Pubblicato | da Redazione

Due maldestri malviventi in azione a Laterza. Con il volto coperto da collant neri e con una pistola in pugno i  malviventi hanno rapinato un 73enne del luogo mentre apriva il cancello di una sua proprietà in via Matera. Hanno sorpreso alle spalle l’uomo, lo hanno strattonato e si sono fatti consegnare il portafogli contenente 600 euro.

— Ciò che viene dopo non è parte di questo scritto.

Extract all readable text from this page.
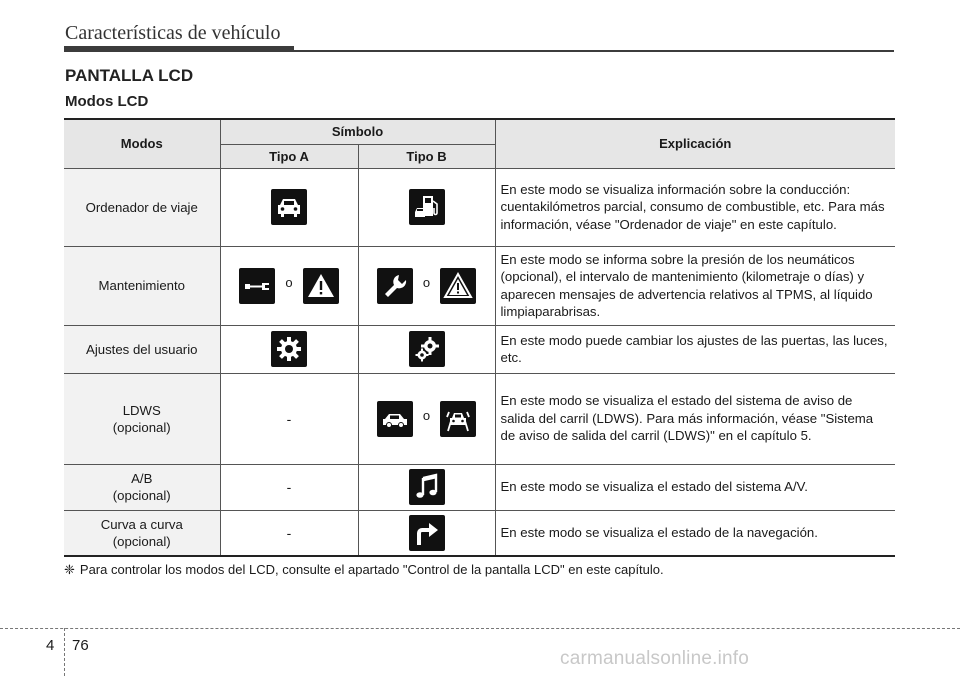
Características de vehículo
PANTALLA LCD
Modos LCD
Modos	Símbolo		Explicación
	Tipo A	Tipo B	
Ordenador de viaje			En este modo se visualiza información sobre la conducción: cuentakilómetros parcial, consumo de combustible, etc. Para más información, véase "Ordenador de viaje" en este capítulo.
Mantenimiento	o	o	En este modo se informa sobre la presión de los neumáticos (opcional), el intervalo de mantenimiento (kilometraje o días) y aparecen mensajes de advertencia relativos al TPMS, al líquido limpiaparabrisas.
Ajustes del usuario			En este modo puede cambiar los ajustes de las puertas, las luces, etc.

LDWS
(opcional)	-	o	En este modo se visualiza el estado del sistema de aviso de salida del carril (LDWS). Para más información, véase "Sistema de aviso de salida del carril (LDWS)" en el capítulo 5.

A/B
(opcional)	-		En este modo se visualiza el estado del sistema A/V.

Curva a curva
(opcional)	-		En este modo se visualiza el estado de la navegación.
❈ Para controlar los modos del LCD, consulte el apartado "Control de la pantalla LCD" en este capítulo.
4 76
carmanualsonline.info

L’anziano ha immediatamente allertato i carabinieri. Sul posto si sono recati i militari della stazione di Laterza e della Compagnia di Castellaneta ai quali la vittima ha raccontato i fatti fornendo la descrizione dei due banditi e del loro abbigliamento. Durante le ricerche i carabinieri hanno incrociato un uomo che ha raccontato loro di essere stato fermato poco prima da due giovani che gli hanno chiesto di utilizzare il telefono.

carabinieri rapina laterza 2Insospettiti dalla strana circostanza, e dalla corrispondenza della descrizione con quella fornita dall’anziano rapinato, i carabinieri hanno esaminato il cellulare con particolare attenzione alle utenze chiamate dai due giovani. Attraverso i numeri gli investigatori sono risaliti ad un 19enne che è stato portato in caserma per accertamenti. Nel frattempo è stato individuato anche l’altro rapinatore, anch’egli di 19 anni.

Interrogati dai carabinieri, i due sospettati hanno confessato di essere gli autori della rapina. Poco dopo è stata recuperata anche la refurtiva nascosta in un muretto a secco poco distante dal luogo in cui i due giovani avevano chiesto di usare il telefono. I due sono accusati per concorso in rapina a amano armata e si trovano ora agli arresti domiciliari.